The most common statement regarding their interaction with PR made by all of the speakers stressed the importance of the PR firm knowing what the client is doing on their end. It is important that when pitching, information is relevant and tailored to the client. All agreed that email is the best form of contact, although pitching through Facebook is acceptable as well, because it’s “all one place or the other.” The most concise way to pitch through email would be to embed the pitch and to be as specific and to the point as possible in the subject line; subject lines that are too wordy or too linguistic may distract the reader and lead to them prematurely trashing the pitch. Hayes made a good point when he said with all of the cutbacks occurring right now, a well-crafted pitch could lead to a great story.
When it comes to social media involvement, Kauffman, a big fan of Twitter, agreed with North that although it may distract clients and viewers of broadcast media from the bigger, more important product they are trying to service, that it could be used as a successful tool in pitching for PR. For instance, he gave the example that if a story does not get picked up by media, tweeting about the story could get it picked up by one of your followers. And even if one of your followers doesn’t pick it up, they have the possibility of re-tweeting about the story that could open up numerous other networks to the link that you never would have had access to previously.

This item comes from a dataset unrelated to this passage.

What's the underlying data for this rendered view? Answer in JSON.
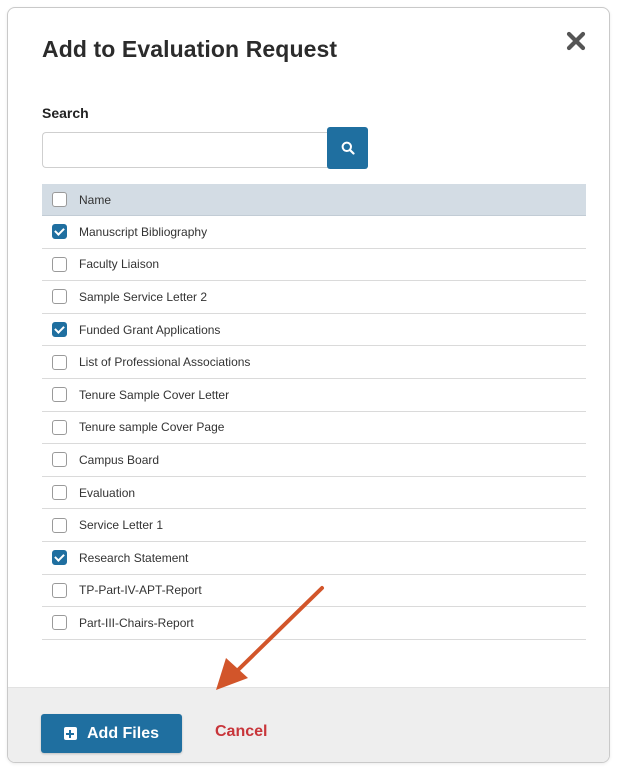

Since all four men are actively involved and employed by either radio or print broadcast, a fierce debate started about the involvement of web and whether or not the ability to get news for free on the web would ultimately lead to the death of newspapers. North was very adamant about keeping papers alive, gearing them to the baby-boomer demographic of 45 year olds and up. The others brought up the point of why bother paying for the news when you can get it for free online? Kaufmann mentioned windycitizen.com, where viewers can link a story they believe to be relevant and users can vote on it, which ultimately will determine it’s popularity. It seems to me that viewers of this site are only the news that others believe to be relevant. North commented, reinforcing my previous thought, that what you see on the internet is only half of what is actually going on in the news and that not many people get through the first page of the news website; there is much more information provided by the actual newspaper and those who worked hard to get their stories published will get lost on the world wide web. Personally, I feel that there is a way around both of the dilemmas. I think that simply by adding a subscription fee to a news website, people would be still getting the news that they want (no less, no more) but are still aiding in keeping the actual papers around for those who enjoy having something to hold.